Pourquoi le film « Papicha » n’est pas bienvenu en Algérie

Cinéma, Cannes, Oscar, Mounia Meddours – Pourquoi le film « Papicha » n’est pas lme bienvenu en Algérie

Magazine TheWrap Oscar : la réalisatrice Mounia Meddour déclare que l’annulation des projections par le gouvernement découle de la période du film, du sujet et d’une déclaration faite par les acteurs et l’équipe à Cannes.

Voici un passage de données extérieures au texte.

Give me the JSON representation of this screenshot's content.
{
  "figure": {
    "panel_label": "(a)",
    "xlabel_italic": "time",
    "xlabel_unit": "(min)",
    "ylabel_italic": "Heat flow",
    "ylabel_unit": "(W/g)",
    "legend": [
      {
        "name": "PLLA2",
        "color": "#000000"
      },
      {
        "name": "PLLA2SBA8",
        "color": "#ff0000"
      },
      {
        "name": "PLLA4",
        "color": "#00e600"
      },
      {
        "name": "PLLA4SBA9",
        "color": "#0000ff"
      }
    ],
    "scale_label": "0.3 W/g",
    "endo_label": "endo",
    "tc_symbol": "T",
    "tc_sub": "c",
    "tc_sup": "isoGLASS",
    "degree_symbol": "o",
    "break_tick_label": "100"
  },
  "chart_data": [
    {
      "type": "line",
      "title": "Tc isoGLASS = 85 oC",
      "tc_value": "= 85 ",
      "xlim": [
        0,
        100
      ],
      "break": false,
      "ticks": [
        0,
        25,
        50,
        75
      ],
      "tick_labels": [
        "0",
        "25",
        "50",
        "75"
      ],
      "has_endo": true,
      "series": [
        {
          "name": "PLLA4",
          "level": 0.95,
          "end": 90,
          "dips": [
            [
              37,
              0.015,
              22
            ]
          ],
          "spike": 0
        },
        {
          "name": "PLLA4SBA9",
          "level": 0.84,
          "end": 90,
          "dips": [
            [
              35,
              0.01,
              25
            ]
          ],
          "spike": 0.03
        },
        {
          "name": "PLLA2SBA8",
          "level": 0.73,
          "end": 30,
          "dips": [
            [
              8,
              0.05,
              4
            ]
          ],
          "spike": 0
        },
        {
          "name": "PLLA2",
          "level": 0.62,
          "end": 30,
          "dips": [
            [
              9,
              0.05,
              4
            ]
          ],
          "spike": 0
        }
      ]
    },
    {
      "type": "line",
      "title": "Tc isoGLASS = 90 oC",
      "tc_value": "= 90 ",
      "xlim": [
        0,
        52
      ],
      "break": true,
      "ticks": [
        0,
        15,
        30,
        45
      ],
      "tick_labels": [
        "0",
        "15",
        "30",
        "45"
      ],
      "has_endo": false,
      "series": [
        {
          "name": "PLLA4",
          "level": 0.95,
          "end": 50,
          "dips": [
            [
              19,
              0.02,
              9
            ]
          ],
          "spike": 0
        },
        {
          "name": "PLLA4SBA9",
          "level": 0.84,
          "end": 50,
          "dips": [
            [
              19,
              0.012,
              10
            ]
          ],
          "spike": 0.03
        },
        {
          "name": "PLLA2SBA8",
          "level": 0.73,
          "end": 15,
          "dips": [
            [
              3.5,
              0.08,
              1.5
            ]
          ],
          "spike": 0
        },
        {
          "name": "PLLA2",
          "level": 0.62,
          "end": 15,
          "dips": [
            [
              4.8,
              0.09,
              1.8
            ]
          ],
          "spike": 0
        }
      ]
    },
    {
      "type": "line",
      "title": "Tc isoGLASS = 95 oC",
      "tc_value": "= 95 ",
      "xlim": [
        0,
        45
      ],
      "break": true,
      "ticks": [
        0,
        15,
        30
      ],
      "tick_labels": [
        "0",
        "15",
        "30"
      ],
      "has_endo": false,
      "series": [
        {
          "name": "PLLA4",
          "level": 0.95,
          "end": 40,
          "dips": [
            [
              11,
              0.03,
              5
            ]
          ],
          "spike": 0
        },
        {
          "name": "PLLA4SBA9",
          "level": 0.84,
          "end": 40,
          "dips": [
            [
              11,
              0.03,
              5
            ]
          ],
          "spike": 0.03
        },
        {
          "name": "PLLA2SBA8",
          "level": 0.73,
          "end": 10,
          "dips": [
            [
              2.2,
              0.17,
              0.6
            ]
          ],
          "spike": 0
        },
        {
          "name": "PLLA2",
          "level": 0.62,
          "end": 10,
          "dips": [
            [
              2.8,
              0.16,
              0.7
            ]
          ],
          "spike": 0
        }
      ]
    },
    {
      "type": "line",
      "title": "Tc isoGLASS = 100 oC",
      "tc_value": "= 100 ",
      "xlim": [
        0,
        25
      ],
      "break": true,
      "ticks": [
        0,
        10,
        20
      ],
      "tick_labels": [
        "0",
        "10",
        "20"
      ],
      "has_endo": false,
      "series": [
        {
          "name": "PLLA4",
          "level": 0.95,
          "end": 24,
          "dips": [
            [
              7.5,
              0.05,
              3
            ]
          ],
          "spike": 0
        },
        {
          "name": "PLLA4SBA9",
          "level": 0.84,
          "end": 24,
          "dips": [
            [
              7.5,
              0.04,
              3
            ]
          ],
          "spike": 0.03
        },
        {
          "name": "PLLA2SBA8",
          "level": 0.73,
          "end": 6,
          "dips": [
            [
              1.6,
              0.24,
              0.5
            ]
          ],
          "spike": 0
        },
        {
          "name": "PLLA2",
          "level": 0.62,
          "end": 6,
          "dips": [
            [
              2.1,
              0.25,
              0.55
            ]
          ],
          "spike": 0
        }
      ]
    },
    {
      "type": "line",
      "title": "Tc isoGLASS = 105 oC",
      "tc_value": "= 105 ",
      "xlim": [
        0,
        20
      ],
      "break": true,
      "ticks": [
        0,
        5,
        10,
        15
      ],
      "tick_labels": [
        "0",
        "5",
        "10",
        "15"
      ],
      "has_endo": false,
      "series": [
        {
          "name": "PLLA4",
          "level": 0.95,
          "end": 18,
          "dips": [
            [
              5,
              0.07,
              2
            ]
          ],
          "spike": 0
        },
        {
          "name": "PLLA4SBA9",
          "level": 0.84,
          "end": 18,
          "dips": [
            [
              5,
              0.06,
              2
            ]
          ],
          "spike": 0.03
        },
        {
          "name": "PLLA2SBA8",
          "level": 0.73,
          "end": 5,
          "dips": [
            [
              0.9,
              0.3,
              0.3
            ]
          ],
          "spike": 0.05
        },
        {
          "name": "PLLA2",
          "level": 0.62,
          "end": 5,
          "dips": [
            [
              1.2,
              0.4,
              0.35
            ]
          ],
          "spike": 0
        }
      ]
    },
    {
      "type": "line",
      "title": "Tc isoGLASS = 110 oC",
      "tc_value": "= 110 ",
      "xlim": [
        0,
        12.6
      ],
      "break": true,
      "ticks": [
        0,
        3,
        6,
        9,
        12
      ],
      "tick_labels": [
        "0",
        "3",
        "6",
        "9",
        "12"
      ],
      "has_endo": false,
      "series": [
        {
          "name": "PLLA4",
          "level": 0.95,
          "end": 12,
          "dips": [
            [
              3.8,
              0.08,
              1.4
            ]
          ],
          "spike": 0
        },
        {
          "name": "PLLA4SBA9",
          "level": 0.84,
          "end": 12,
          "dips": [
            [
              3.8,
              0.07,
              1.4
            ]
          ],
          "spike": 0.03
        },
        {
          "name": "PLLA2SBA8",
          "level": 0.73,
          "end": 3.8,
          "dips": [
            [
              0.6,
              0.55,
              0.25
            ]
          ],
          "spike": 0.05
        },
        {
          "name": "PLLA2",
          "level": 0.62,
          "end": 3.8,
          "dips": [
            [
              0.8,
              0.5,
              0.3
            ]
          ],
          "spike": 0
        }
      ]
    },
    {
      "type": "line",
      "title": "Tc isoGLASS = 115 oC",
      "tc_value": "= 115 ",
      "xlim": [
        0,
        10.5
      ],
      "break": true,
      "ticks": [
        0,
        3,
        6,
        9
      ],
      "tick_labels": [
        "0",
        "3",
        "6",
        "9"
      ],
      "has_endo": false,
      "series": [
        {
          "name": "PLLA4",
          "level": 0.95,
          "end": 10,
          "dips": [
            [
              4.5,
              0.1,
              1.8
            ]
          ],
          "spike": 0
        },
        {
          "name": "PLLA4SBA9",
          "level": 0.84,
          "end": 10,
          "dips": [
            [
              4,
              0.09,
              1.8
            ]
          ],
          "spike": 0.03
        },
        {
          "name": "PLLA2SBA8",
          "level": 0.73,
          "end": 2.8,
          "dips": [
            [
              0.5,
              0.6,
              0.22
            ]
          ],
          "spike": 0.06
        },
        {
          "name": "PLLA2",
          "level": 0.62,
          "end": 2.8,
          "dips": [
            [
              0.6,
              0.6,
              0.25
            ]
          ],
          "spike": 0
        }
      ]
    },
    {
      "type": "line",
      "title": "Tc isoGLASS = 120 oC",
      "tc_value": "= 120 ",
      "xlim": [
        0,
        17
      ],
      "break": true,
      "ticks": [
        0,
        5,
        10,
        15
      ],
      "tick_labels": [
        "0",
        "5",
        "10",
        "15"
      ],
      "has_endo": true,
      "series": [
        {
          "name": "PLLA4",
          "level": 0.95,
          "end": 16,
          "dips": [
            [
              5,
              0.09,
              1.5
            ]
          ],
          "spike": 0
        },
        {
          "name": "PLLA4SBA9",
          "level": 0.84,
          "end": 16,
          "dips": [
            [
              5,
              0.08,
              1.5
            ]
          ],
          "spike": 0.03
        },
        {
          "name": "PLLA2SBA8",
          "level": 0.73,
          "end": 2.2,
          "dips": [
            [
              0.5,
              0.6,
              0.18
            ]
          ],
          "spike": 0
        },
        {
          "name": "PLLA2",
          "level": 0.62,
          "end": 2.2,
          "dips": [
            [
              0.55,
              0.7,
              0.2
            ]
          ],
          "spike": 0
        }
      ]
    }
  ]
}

Quelques jours seulement avant la sortie du film « Papicha » de Mounia Meddour en Algérie, le gouvernement a annulé toutes les projections du film, qui traite d’un groupe de jeunes femmes du début des années 90 qui vivent la guerre civile dans le pays et la montée de L’Islam fondamentaliste.
Cette décision aurait pu disqualifier « Papicha » de la course aux Oscars même s’il s’agissait de la candidature officielle de l’Algérie dans la catégorie Meilleur long métrage international, mais l’Académie a accordé une dérogation au film car ses cinéastes n’avaient aucun contrôle sur l’action du gouvernement. (Les candidatures aux Oscars sont choisies par des organismes indépendants de professionnels du cinéma dans chaque pays, et non par des politiciens). Meddour a abordé la controverse – et les défis de la réalisation de son film.

Le gouvernement vous a-t-il déjà donné une raison pour laquelle votre film ne peut pas être projeté en Algérie ?
Non. Mais il y a des élections à venir, et je pense qu’ils sont inquiets. Le film se déroule en 1991, pendant la guerre civile – c’était une très mauvaise période, et je pense qu’ils ne veulent pas que nous racontions des histoires à ce sujet. Aussi, quand nous sommes allés à Cannes, les actrices et moi portions des boutons sur nos robes qui disaient que nous étions aux côtés du peuple algérien. Pourquoi ne serions-nous pas solidaires du peuple algérien ? Mais je pense que le gouvernement l’a remarqué et n’a pas aimé cela.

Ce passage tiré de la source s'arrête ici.